What is it about three women together? Pamela Coleman-Smith's Three of Cups was the first to use this motif, and plenty of others have continued the tradition. These scenes all broadcast both intimacy and openness; they hint at a special bond where everything is shared and all parties are supported.

The symbol that Coleman evoked can be found throughout all of Western culture, from Macbeth's witches to Bill Paxton's wives on Big Love. We see them dancing dreamily in Botticelli's Primavera, we watch them blending and merging in Robert Altman's Three Women. In fact, countless movies and television shows feature a strong trio of women as their central characters. It's a classic story element that draws our attention like a magnet, thanks to our unconscious attraction to ancient symbols. Often the women are identical, interchangeable, or linked supernaturally in some way -- whatever it takes to present them as a unified force, a circuit.

The cover of Cat Power's recent album, Jukebox, caught my eye the other evening. I had just watched her perform at the Apollo Theater in Harlem, an event I won't ever forget. A notoriously private and troubled artist with a history of performance anxiety, Chan Marshall seemed to have put up so many barriers between herself and her public that night -- she relied heavily on cover songs (which Jukebox mainly consists of), like James Brown's "Lost Someone"; she performed in near-darkness onstage, she barely uttered a syllable between songs, she often physically retreated upstage, singing from behind her band-members. With her voice, however, she did everything possible to draw the audience in -- every song was painstakingly performed with the utmost vulnerability. And as the set progressed, the lights grew ever-so-slightly brighter and brighter, until what had begun as a cold and isolating experience became intoxicatingly intimate. By the end, when Marshall stepped down from the stage to wander the aisles and sing among the audience, there seemed to be a collective holding of breath for fear of scaring her away, like you do when a butterfly or dragonfly lands on you. As she finished the show, she threw roses to the crowd. Finally after two full hours she said goodnight; it was obvious that there would be no encore -- there was literally nothing left for her to give.

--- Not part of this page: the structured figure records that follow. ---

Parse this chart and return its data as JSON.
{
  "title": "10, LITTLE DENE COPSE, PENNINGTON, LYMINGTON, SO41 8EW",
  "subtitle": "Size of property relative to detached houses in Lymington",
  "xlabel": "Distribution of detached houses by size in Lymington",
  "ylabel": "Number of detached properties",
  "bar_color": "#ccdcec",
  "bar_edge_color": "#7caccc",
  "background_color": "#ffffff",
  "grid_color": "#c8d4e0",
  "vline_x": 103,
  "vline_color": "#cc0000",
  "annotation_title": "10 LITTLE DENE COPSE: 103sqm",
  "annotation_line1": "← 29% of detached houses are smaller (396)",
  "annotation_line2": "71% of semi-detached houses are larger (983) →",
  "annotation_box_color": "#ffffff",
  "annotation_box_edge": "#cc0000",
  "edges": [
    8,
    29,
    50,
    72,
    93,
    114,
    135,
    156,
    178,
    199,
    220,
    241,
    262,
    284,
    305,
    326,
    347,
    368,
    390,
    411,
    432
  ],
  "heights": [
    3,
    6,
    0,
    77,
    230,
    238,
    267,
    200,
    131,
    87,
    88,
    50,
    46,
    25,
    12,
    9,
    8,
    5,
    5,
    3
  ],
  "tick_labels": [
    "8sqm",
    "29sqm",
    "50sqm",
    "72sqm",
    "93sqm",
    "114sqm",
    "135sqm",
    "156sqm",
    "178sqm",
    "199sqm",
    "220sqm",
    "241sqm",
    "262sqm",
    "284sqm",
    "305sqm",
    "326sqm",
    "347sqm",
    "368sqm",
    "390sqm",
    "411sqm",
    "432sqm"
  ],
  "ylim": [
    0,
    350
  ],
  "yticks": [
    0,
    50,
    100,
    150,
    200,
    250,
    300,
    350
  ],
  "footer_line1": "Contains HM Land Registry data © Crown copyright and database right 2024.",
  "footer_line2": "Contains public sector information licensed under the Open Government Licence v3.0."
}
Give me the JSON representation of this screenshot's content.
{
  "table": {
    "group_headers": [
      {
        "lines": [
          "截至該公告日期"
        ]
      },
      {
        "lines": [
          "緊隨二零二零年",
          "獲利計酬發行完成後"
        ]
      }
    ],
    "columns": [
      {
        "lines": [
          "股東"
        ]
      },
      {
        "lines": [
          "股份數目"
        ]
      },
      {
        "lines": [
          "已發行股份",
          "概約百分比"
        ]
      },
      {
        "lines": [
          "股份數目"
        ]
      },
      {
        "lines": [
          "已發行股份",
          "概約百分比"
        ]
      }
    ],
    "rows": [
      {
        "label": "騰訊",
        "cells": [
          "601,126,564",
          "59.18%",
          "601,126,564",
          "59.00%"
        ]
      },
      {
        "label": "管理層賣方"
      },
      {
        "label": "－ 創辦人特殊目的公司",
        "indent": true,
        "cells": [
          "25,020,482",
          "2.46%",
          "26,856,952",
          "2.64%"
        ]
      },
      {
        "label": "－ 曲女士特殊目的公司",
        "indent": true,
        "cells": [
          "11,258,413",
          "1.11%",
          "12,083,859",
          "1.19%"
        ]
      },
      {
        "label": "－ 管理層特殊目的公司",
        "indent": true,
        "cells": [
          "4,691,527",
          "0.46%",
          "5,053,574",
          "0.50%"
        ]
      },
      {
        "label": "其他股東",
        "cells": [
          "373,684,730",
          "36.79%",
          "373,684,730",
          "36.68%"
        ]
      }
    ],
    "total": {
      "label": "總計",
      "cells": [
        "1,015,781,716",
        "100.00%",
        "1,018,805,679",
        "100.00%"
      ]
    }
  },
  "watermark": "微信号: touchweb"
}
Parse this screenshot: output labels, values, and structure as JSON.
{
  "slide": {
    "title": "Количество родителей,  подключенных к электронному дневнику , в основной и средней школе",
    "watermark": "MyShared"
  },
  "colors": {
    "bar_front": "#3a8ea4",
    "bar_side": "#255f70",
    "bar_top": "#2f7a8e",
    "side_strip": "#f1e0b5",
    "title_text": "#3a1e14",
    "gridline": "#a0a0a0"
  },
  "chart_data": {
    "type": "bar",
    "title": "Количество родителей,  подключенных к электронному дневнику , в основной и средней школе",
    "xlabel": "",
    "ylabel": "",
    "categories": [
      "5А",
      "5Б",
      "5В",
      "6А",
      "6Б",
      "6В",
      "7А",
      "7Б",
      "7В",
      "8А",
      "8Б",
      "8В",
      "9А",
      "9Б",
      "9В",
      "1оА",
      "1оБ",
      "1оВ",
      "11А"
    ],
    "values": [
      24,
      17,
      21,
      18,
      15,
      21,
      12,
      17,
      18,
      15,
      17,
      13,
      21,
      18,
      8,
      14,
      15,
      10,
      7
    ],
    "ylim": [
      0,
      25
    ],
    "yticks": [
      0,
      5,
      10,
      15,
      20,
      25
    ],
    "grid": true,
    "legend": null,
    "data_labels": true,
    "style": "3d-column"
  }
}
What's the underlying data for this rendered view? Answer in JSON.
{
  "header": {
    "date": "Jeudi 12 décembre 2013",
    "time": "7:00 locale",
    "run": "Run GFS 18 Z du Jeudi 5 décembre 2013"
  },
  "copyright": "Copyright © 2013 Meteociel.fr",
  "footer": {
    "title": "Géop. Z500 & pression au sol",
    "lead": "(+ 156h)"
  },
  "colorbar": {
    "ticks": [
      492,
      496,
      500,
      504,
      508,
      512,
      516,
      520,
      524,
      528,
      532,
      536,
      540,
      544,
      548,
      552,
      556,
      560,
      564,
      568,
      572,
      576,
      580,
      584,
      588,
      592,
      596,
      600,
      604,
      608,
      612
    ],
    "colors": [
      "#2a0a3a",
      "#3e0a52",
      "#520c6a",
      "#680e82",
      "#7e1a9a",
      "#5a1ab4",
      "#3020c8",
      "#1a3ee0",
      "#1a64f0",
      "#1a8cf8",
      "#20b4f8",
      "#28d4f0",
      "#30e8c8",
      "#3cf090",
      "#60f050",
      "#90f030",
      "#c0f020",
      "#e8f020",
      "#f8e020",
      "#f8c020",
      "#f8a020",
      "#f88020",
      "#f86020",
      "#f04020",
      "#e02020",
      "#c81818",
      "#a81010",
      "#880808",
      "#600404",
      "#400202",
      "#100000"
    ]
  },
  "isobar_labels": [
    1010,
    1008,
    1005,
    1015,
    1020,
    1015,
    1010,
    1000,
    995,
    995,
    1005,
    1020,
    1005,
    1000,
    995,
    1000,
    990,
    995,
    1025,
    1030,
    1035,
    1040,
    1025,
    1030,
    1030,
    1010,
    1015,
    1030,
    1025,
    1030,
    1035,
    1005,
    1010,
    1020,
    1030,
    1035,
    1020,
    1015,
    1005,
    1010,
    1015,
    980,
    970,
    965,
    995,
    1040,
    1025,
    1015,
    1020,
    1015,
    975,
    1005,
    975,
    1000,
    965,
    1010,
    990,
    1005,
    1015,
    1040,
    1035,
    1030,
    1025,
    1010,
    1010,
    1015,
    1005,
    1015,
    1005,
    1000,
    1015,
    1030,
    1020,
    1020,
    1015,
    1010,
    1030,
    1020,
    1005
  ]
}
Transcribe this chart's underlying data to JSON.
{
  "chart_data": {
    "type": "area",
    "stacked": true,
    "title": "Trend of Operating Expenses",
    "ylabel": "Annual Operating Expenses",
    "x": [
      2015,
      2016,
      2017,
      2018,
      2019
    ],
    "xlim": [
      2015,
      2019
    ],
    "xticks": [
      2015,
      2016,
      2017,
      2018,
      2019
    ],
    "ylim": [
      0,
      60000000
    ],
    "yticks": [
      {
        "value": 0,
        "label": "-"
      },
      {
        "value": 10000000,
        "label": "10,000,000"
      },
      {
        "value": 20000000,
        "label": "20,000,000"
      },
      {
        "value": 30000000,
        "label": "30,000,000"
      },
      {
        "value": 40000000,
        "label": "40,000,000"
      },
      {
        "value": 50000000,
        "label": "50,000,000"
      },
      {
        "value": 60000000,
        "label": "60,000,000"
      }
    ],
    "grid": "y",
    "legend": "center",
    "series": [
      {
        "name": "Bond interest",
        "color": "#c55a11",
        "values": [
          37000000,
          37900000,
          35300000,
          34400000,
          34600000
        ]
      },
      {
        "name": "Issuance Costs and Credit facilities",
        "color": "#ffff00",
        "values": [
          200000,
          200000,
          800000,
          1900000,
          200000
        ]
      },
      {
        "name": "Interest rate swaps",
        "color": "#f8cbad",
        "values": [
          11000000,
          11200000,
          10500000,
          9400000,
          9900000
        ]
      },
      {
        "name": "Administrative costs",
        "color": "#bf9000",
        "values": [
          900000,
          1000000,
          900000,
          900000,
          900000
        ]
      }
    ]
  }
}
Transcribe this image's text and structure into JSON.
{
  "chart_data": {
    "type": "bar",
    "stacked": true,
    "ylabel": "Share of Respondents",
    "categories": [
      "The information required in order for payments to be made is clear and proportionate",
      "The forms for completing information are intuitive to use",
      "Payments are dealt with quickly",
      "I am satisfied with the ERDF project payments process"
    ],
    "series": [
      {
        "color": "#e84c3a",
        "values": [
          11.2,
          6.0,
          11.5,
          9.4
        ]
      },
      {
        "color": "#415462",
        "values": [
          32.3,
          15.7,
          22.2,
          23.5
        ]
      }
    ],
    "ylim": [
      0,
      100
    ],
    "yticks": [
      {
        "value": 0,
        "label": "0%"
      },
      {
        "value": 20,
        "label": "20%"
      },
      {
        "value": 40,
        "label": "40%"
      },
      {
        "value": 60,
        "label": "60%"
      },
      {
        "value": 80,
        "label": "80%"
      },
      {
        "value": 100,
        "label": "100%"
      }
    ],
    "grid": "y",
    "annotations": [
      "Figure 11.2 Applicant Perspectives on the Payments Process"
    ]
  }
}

The persisting illusion that intimacy and love are only truly possible between two people runs contrary to these kinds of experiences, which are quite common in our everyday lives. The Three of Cups encourages us to share ourselves and each other, and to accept the same from others when it is offered. It is a celebration of the egolessness that can be achieved, however temporarily, through creative pursuits or any situation in which one person invites others into his or her world.

On all issues pertaining to abundance, I defer to Mother Teresa's logic: “I have found the paradox that if I love until it hurts, then there is no hurt, only more love.”